第34話
「今日は拓、お説教だからねっ!
だから呼んだんだからっ!!」
熱くなってる加奈に、
「ハイハイ。加奈ちゃんのお説教、た~っぷり聞いちゃいますよ~!」
にやけた顔で加奈の頭をポンポンたたいた。
「拓っっっ!何よ、その態度っっ!」
「・・・まぁまぁ・・・とりあえず飲もう。加奈も、少し落ち着けって。」
3人のグラスにビールを注ぎながら、加奈をなだめてる裕太に聞いてみる。
「・・・俺が悪いことになってんの?
振られたの、俺だぜ?」
「・・・だよなぁ。
俺もよくわかんねぇけど・・・。
でも加奈、ずっとお前らのこと応援してきたし・・・加奈がこんな怒るなんて、珍しいじゃん?」
・・・そうだ・・・
俺らの中で、一番大人の加奈。
いつも落ち着いてる加奈。
いつもみんなを助けてくれてた。
加奈が・・・こんな怒った事なんか、なかったよな。
「ごめん、加奈。ちゃんと話聞くから・・・」
俺はやっと、おとなしく耳を傾ける覚悟がついた。
加奈は、目の前にあったビールをグイッと流し込んでから、直球を投げてくる。
「拓は寂しくなかったの?
遠恋、四年も・・・」
「いや・・・。

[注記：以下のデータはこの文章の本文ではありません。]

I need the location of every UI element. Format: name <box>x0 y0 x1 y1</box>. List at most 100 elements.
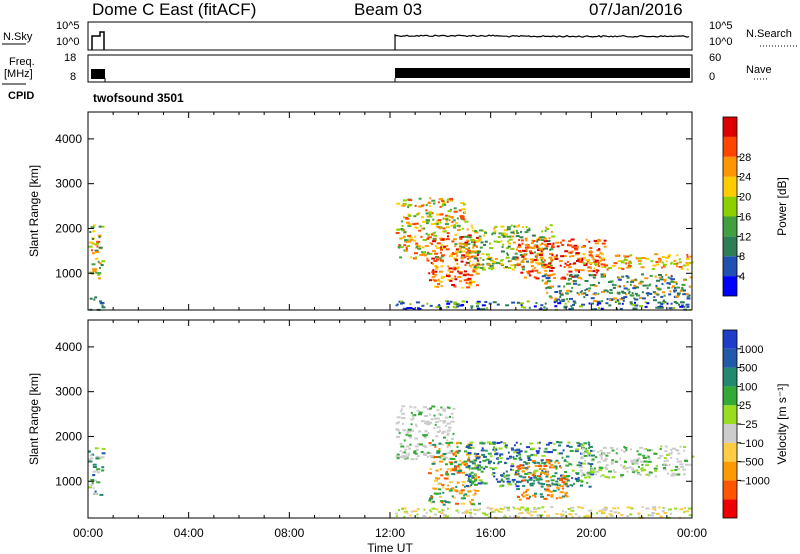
data-cell <box>564 250 569 253</box>
data-cell <box>457 449 461 452</box>
data-cell <box>434 237 437 240</box>
data-cell <box>412 417 415 420</box>
data-cell <box>571 286 574 289</box>
data-cell <box>491 473 494 476</box>
data-cell <box>419 254 424 256</box>
data-cell <box>577 506 581 509</box>
data-cell <box>465 446 470 448</box>
data-cell <box>453 489 458 492</box>
data-cell <box>538 447 541 450</box>
data-cell <box>676 473 681 476</box>
data-cell <box>552 273 556 276</box>
data-cell <box>445 488 450 491</box>
data-cell <box>428 212 433 215</box>
data-cell <box>423 508 426 511</box>
data-cell <box>399 449 402 452</box>
data-cell <box>471 241 474 243</box>
data-cell <box>623 446 626 448</box>
data-cell <box>583 454 588 457</box>
data-cell <box>602 446 607 449</box>
data-cell <box>526 479 529 482</box>
data-cell <box>672 474 677 477</box>
data-cell <box>439 413 442 416</box>
data-cell <box>624 467 627 470</box>
data-cell <box>491 261 496 263</box>
data-cell <box>629 283 632 286</box>
data-cell <box>559 452 564 455</box>
data-cell <box>587 260 590 263</box>
data-cell <box>436 417 440 420</box>
data-cell <box>541 275 546 278</box>
data-cell <box>470 446 475 449</box>
data-cell <box>474 455 478 458</box>
data-cell <box>407 234 412 237</box>
data-cell <box>405 246 408 249</box>
data-cell <box>599 260 602 263</box>
data-cell <box>435 256 439 259</box>
data-cell <box>668 307 673 310</box>
data-cell <box>623 465 626 468</box>
data-cell <box>516 232 520 235</box>
data-cell <box>470 482 474 485</box>
data-cell <box>686 295 690 298</box>
data-cell <box>405 248 408 251</box>
data-cell <box>673 289 678 292</box>
data-cell <box>433 414 436 417</box>
data-cell <box>570 463 573 466</box>
data-cell <box>522 254 527 257</box>
data-cell <box>686 305 690 308</box>
data-cell <box>429 497 433 500</box>
data-cell <box>429 279 432 282</box>
data-cell <box>421 253 426 256</box>
data-cell <box>630 280 635 283</box>
data-cell <box>507 509 510 512</box>
data-cell <box>674 259 677 262</box>
data-cell <box>408 236 413 239</box>
data-cell <box>601 508 606 511</box>
panel-frame-power <box>87 111 693 311</box>
data-cell <box>90 457 94 460</box>
data-cell <box>456 266 460 269</box>
data-cell <box>652 506 657 509</box>
y-tick-label: 4000 <box>55 340 82 354</box>
data-cell <box>634 462 639 465</box>
data-cell <box>629 513 633 516</box>
data-cell <box>583 256 586 259</box>
data-cell <box>405 433 408 436</box>
nsky-tick-bottom: 10^0 <box>56 36 80 48</box>
data-cell <box>400 246 404 249</box>
data-cell <box>585 238 588 241</box>
data-cell <box>537 507 541 510</box>
data-cell <box>689 463 692 466</box>
data-cell <box>559 292 562 295</box>
y-tick-label: 1000 <box>55 266 82 280</box>
data-cell <box>90 478 95 481</box>
data-cell <box>480 481 484 484</box>
data-cell <box>432 443 437 446</box>
data-cell <box>565 455 568 458</box>
data-cell <box>545 245 549 248</box>
data-cell <box>659 278 664 281</box>
data-cell <box>473 241 476 244</box>
data-cell <box>561 487 564 490</box>
x-tick-label: 00:00 <box>73 526 103 540</box>
data-cell <box>446 232 450 235</box>
data-cell <box>406 445 410 448</box>
data-cell <box>573 482 575 485</box>
data-cell <box>444 245 447 248</box>
data-cell <box>465 281 468 284</box>
data-cell <box>448 215 451 218</box>
data-cell <box>532 472 536 475</box>
data-cell <box>538 254 543 256</box>
data-cell <box>625 467 629 469</box>
freq-panel-frame <box>87 54 693 83</box>
data-cell <box>537 249 541 251</box>
data-cell <box>446 200 449 203</box>
data-cell <box>403 244 407 247</box>
data-cell <box>546 286 551 289</box>
data-cell <box>447 451 451 454</box>
data-cell <box>402 235 406 238</box>
data-cell <box>455 250 460 253</box>
data-cell <box>473 489 476 492</box>
cpid-text: twofsound 3501 <box>93 91 184 105</box>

まぁ・・・寂しかったよ」
寂しいから、他の事に目を向けて紛らわせてきたんだ・・・
「耐えられない程ではなかったんだ?
それとも、平気なフリしてたの?」
「ん~・・・。どっちも、かな。
寂しい寂しいって、そればっかの生活にはなりたくない、とは思ってた」
「なんでよ?」
「まぁ・・・よくないかな~、と思って。寂しいばっか言ってても、お互い、何のプラスにもなんねぇし。」
「拓はそれで平気だったんでしょ?寂しいばっかじゃダメだって、気持ち切り替えたら過ごせたんだよね?ずっと離れてても・・・」
「まぁ・・・」
そのまま三人とも黙り込んでしまった。
高校時代から、騒々しいくらいの俺たちが、こんなふうに静まる事なんてなかった。